(mult_dist)=
# Multivariate Distributions

% START-CREDIT
% source: distributions
```{attributiongrey} Attribution
:class: attribution
This chapter was written by Patricia Mares Nasarre and Robert Lanzafame. {ref}`Find out more here <multivariate_credit>`.
```
% END-CREDIT

Challenges in all branches of science and engineering involve working in situations where uncertainty plays a significant role; often we must also deal with data scarce scenarios (often categorized as _epistemic_ uncertainty) and natural phenomena with a significant _stochastic_ nature (often categorized as _aleatoric_ uncertainty). As seen in the previous chapter, univariate continuous distributions can assist us in modelling uncertainty associated with a specific variable in order to quantitatively account for uncertainty in general; the distribution helps inform the decision-making process or risk analysis. However, our problems of interest are typically complex and usually involve more than one variable: a _multivariate_ situation.

Consider, for example, when assessing algae blooms in a water body (e.g., a freshwater lake), different variables must be considered, such as nutrients in the water (nitrogen and phosphorus) and their concentration, dissolved oxygen and temperature of the water body. Sometimes (although not frequently), these variables are not related to each other, so we can consider them _independent._ For example, one may assume (for simplicity) that the amount of nitrogen and phosphorous that reaches the lake is not be related to the water temperature of the lake. However, truly _independent_ situations rarely occur in reality, and the variables are _dependent_ on each other. For example, the concentration of nitrogen and phosphorous changes with time and the reaction rates are dependent on the temperature of the water; thus if you are interested in these quantities over time, temperature is certainly a _dependent variable_ of interest.

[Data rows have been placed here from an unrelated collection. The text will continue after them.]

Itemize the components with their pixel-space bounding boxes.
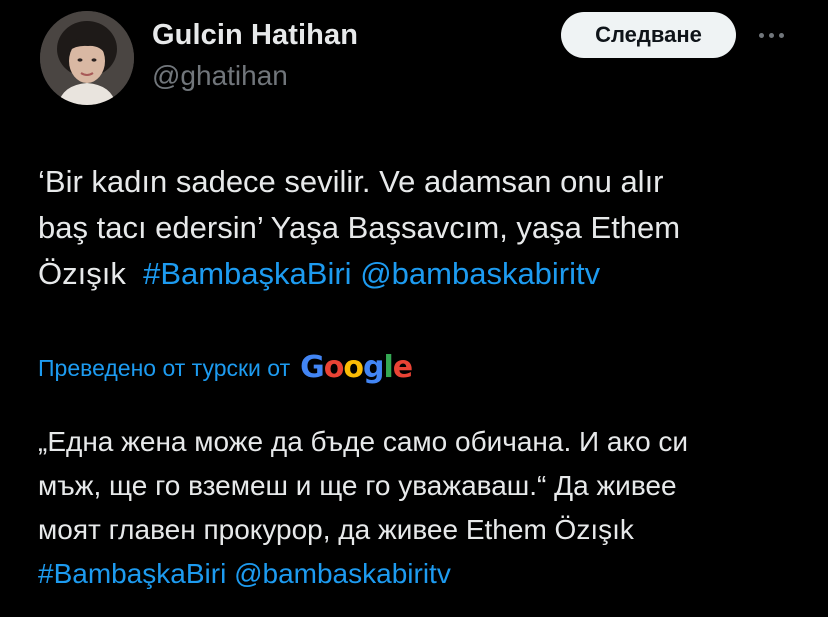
author-handle[interactable]: @ghatihan [152, 60, 288, 92]
tweet-line-text: Özışık [38, 256, 144, 291]
avatar-image [40, 11, 134, 105]
mention-link[interactable]: @bambaskabiritv [360, 256, 600, 291]
hashtag-link[interactable]: #BambaşkaBiri [143, 256, 351, 291]
translation-line: #BambaşkaBiri @bambaskabiritv [38, 552, 813, 596]
google-logo: Google [300, 350, 413, 385]
hashtag-link[interactable]: #BambaşkaBiri [38, 558, 226, 589]
tweet-line: ‘Bir kadın sadece sevilir. Ve adamsan on… [38, 164, 664, 199]
translation-line: моят главен прокурор, да живее Ethem Özı… [38, 514, 634, 545]
tweet-line: Özışık #BambaşkaBiri @bambaskabiritv [38, 251, 813, 297]
tweet-card: Gulcin Hatihan @ghatihan Следване ‘Bir k… [0, 0, 828, 617]
translation-line: „Една жена може да бъде само обичана. И … [38, 426, 689, 457]
author-name[interactable]: Gulcin Hatihan [152, 19, 358, 52]
dot-icon [758, 32, 764, 38]
author-avatar[interactable] [40, 11, 134, 105]
tweet-text: ‘Bir kadın sadece sevilir. Ve adamsan on… [38, 159, 813, 297]
translation-line: мъж, ще го вземеш и ще го уважаваш.“ Да … [38, 470, 677, 501]
mention-link[interactable]: @bambaskabiritv [234, 558, 451, 589]
translation-attribution[interactable]: Преведено от турски от Google [38, 350, 413, 385]
dot-icon [778, 32, 784, 38]
translation-label: Преведено от турски от [38, 354, 291, 381]
tweet-line: baş tacı edersin’ Yaşa Başsavcım, yaşa E… [38, 210, 681, 245]
dot-icon [768, 32, 774, 38]
follow-button[interactable]: Следване [561, 12, 736, 58]
more-options-icon[interactable] [751, 20, 791, 50]
translated-text: „Една жена може да бъде само обичана. И … [38, 420, 813, 596]
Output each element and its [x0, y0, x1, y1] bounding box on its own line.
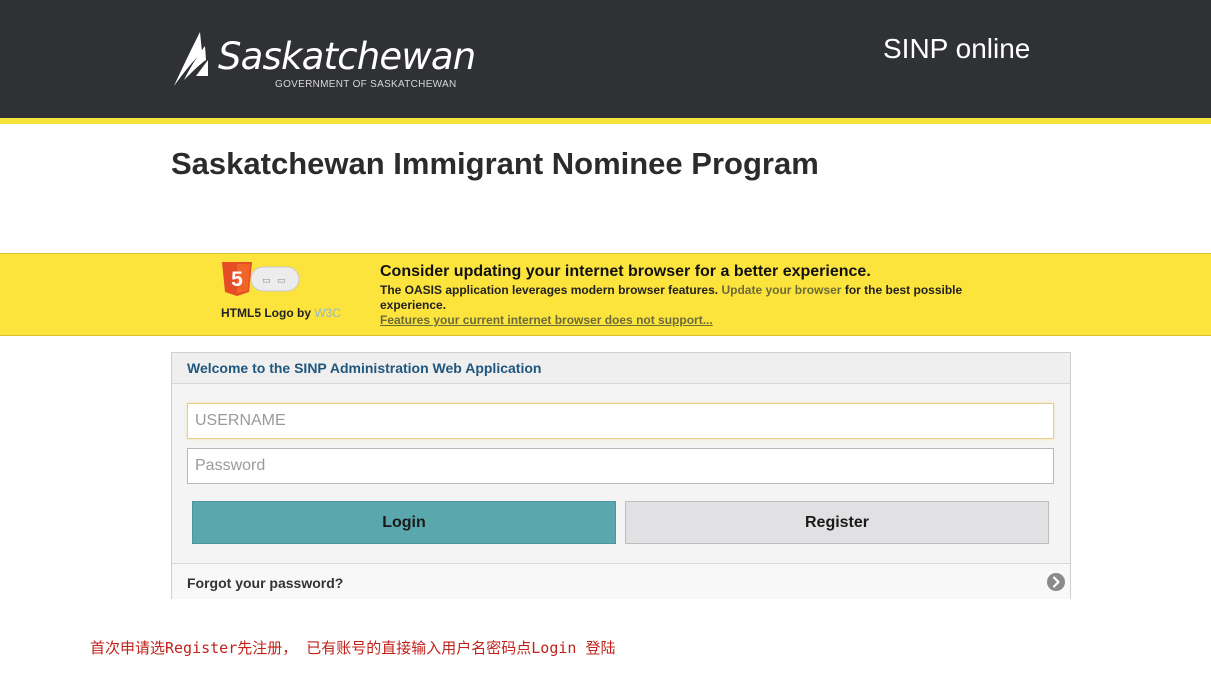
page-title: Saskatchewan Immigrant Nominee Program [171, 146, 819, 181]
saskatchewan-logo[interactable]: Saskatchewan GOVERNMENT OF SASKATCHEWAN [172, 30, 476, 94]
login-panel-footer[interactable]: Forgot your password? [172, 563, 1070, 599]
login-panel: Welcome to the SINP Administration Web A… [171, 352, 1071, 599]
logo-wordmark: Saskatchewan [218, 35, 476, 78]
login-panel-header: Welcome to the SINP Administration Web A… [172, 353, 1070, 384]
instruction-annotation: 首次申请选Register先注册， 已有账号的直接输入用户名密码点Login 登… [90, 639, 616, 657]
register-button[interactable]: Register [625, 501, 1049, 544]
browser-update-notice: ▭ ▭ 5 HTML5 Logo by W3C Consider updatin… [0, 253, 1211, 336]
w3c-link[interactable]: W3C [314, 306, 341, 320]
update-browser-link[interactable]: Update your browser [721, 283, 841, 297]
wheat-logo-icon [174, 32, 208, 86]
notice-body-prefix: The OASIS application leverages modern b… [380, 283, 719, 297]
html5-credit: HTML5 Logo by W3C [221, 306, 341, 320]
html5-number: 5 [231, 268, 243, 291]
password-input[interactable] [187, 448, 1054, 484]
forgot-password-link[interactable]: Forgot your password? [187, 575, 343, 591]
notice-title: Consider updating your internet browser … [380, 263, 871, 280]
username-input[interactable] [187, 403, 1054, 439]
chevron-right-circle-icon[interactable] [1047, 573, 1065, 591]
logo-subtitle: GOVERNMENT OF SASKATCHEWAN [275, 79, 457, 90]
login-panel-title: Welcome to the SINP Administration Web A… [187, 360, 542, 376]
site-header: Saskatchewan GOVERNMENT OF SASKATCHEWAN … [0, 0, 1211, 118]
app-name: SINP online [883, 33, 1031, 64]
html5-credit-text: HTML5 Logo by [221, 306, 311, 320]
login-button[interactable]: Login [192, 501, 616, 544]
html5-logo-icon: ▭ ▭ 5 [221, 262, 301, 296]
notice-body: The OASIS application leverages modern b… [380, 283, 990, 313]
svg-text:▭: ▭ [262, 276, 271, 286]
svg-text:▭: ▭ [277, 276, 286, 286]
header-stripe [0, 118, 1211, 124]
unsupported-features-link[interactable]: Features your current internet browser d… [380, 313, 713, 327]
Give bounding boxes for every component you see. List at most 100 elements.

Although dependent relationships can often be quantified using deterministic relationships (e.g., mechanistic or phenomenological models), probability distributions are also capable of capturing this behavior. This is where _multivariate probability distributions_ are helpful, as they allow us to model the distribution of not only one variable but several at the same time, thus accounting for their dependence.

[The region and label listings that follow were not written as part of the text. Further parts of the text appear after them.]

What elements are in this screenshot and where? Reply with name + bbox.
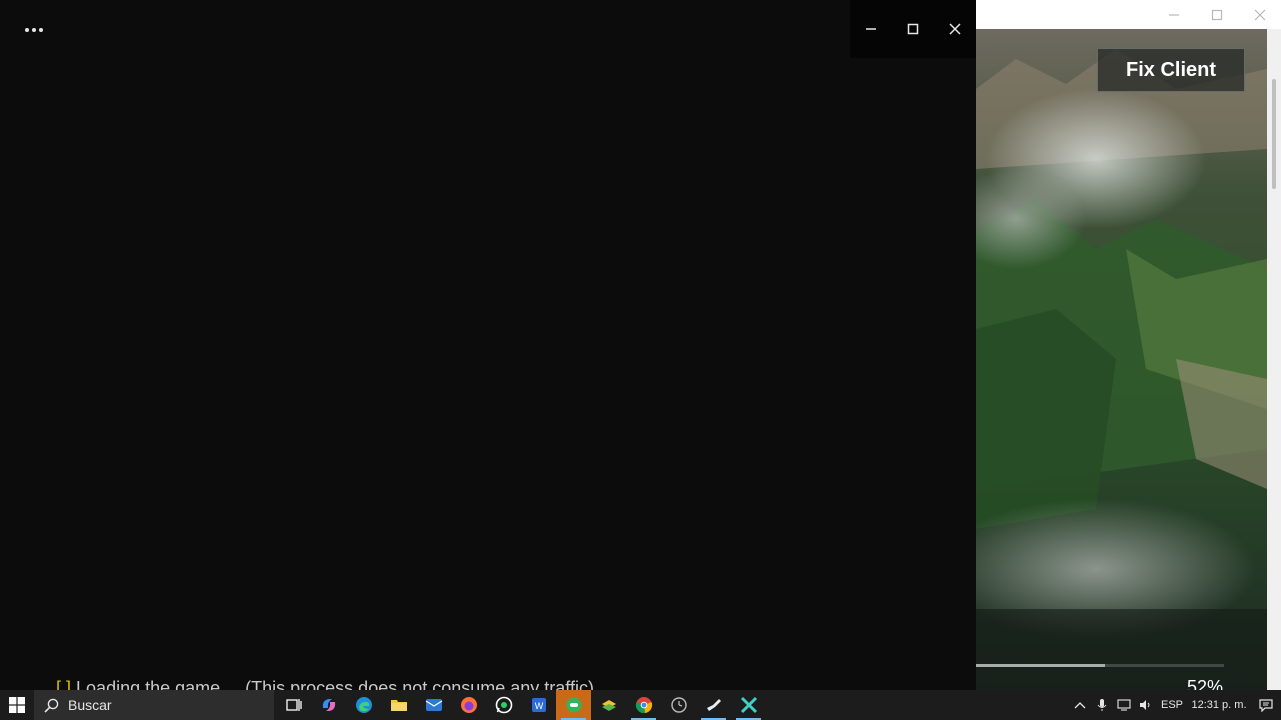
more-dot — [32, 28, 36, 32]
word-icon: W — [531, 698, 546, 712]
taskbar-search-box[interactable]: Buscar — [34, 690, 274, 720]
taskbar-clock[interactable]: 12:31 p. m. — [1187, 699, 1251, 711]
language-indicator[interactable]: ESP — [1157, 699, 1187, 711]
task-view-icon — [285, 699, 302, 711]
game-launcher-taskbar-button[interactable] — [556, 690, 591, 720]
start-button[interactable] — [0, 690, 34, 720]
show-hidden-icons-button[interactable] — [1069, 690, 1091, 720]
steam-button[interactable] — [696, 690, 731, 720]
speaker-icon — [1140, 700, 1150, 710]
search-placeholder: Buscar — [68, 697, 112, 713]
more-dot — [39, 28, 43, 32]
fix-client-button[interactable]: Fix Client — [1097, 48, 1245, 92]
edge-icon — [355, 697, 372, 713]
microphone-icon — [1097, 699, 1107, 711]
launcher-close-button[interactable] — [1238, 0, 1281, 29]
maximize-icon — [1211, 9, 1222, 20]
dark-app-window: [ ] Loading the game ... (This process d… — [0, 0, 976, 698]
minimize-button[interactable] — [850, 0, 892, 58]
taskbar: Buscar W ESP 12:31 p. m. — [0, 690, 1281, 720]
launcher-scrollbar[interactable] — [1267, 29, 1281, 690]
folder-icon — [390, 700, 407, 711]
close-icon — [1254, 9, 1265, 20]
whatsapp-button[interactable] — [486, 690, 521, 720]
notifications-button[interactable] — [1251, 690, 1281, 720]
copilot-button[interactable] — [311, 690, 346, 720]
clock-app-button[interactable] — [661, 690, 696, 720]
download-progress-bar — [976, 664, 1224, 667]
file-explorer-button[interactable] — [381, 690, 416, 720]
svg-text:W: W — [534, 701, 543, 711]
game-launcher-window: Fix Client 52% — [976, 0, 1281, 690]
game-launcher-icon — [566, 697, 581, 713]
network-button[interactable] — [1113, 690, 1135, 720]
maximize-icon — [907, 23, 919, 35]
chevron-up-icon — [1074, 702, 1086, 709]
volume-button[interactable] — [1135, 690, 1157, 720]
landscape-background-image — [976, 29, 1267, 690]
minimize-icon — [1168, 13, 1179, 16]
microphone-button[interactable] — [1091, 690, 1113, 720]
windows-logo-icon — [9, 697, 25, 713]
download-progress-percent: 52% — [1187, 677, 1224, 690]
dark-window-controls — [850, 0, 976, 58]
launcher-titlebar — [976, 0, 1281, 29]
download-progress-fill — [976, 664, 1105, 667]
steam-icon — [706, 699, 721, 711]
search-icon — [44, 698, 59, 713]
firefox-icon — [460, 697, 477, 713]
bluestacks-button[interactable] — [591, 690, 626, 720]
whatsapp-icon — [495, 696, 512, 714]
chrome-icon — [635, 697, 652, 714]
mail-icon — [425, 699, 442, 711]
app-x-icon — [740, 696, 757, 714]
clock-icon — [670, 697, 687, 713]
close-icon — [949, 23, 961, 35]
firefox-button[interactable] — [451, 690, 486, 720]
maximize-button[interactable] — [892, 0, 934, 58]
chrome-button[interactable] — [626, 690, 661, 720]
desktop: [ ] Loading the game ... (This process d… — [0, 0, 1281, 720]
app-x-button[interactable] — [731, 690, 766, 720]
notification-icon — [1259, 698, 1273, 712]
outlook-button[interactable] — [416, 690, 451, 720]
edge-button[interactable] — [346, 690, 381, 720]
minimize-icon — [866, 28, 876, 30]
word-button[interactable]: W — [521, 690, 556, 720]
close-button[interactable] — [934, 0, 976, 58]
bluestacks-icon — [601, 700, 616, 711]
launcher-minimize-button[interactable] — [1152, 0, 1195, 29]
taskbar-app-icons: W — [276, 690, 766, 720]
system-tray: ESP 12:31 p. m. — [1069, 690, 1281, 720]
network-icon — [1117, 699, 1131, 711]
copilot-icon — [322, 699, 335, 711]
launcher-maximize-button[interactable] — [1195, 0, 1238, 29]
scrollbar-thumb[interactable] — [1272, 79, 1276, 189]
task-view-button[interactable] — [276, 690, 311, 720]
more-dot — [25, 28, 29, 32]
more-options-button[interactable] — [16, 16, 52, 44]
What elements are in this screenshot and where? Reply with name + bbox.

**Overview of this Chapter**

Our ultimate goal is to construct and validate a model to quantify probability for combinations of more than one random variable of interest (i.e., to quantify various types of uncertainty). Specifically, 

$$
f_X(x) \;\; \textrm{and} \;\; F_X(x)
$$

where $X$ is a vector of continuous random variables and $f$ and $F$ are the multivariate probability density function (PDF) and cumulative distribution functions (CDF), respectively. Often we will use _bivariate_ situations (two random variables) to illustrate key concepts, for example:

$$
f_{X_1,X_2}(x_1,x_2) \;\; \textrm{and} \;\; F_{X_1,X_2}(x_1,x_2)
$$

This chapter begins with a refresher on some fundamental aspects of probability theory that are typically covered in BSc courses on the subject, for example, dependence/independence, probability of binary events and conditional probability. Using the _bivariate_ case, we will build a foundation on which to apply the multivariate Gaussian distribution. The last section revisits functions of random variables and takes an applied perspective by putting the univariate and multivariate probability concepts in a simple case study (design of a flood protection system).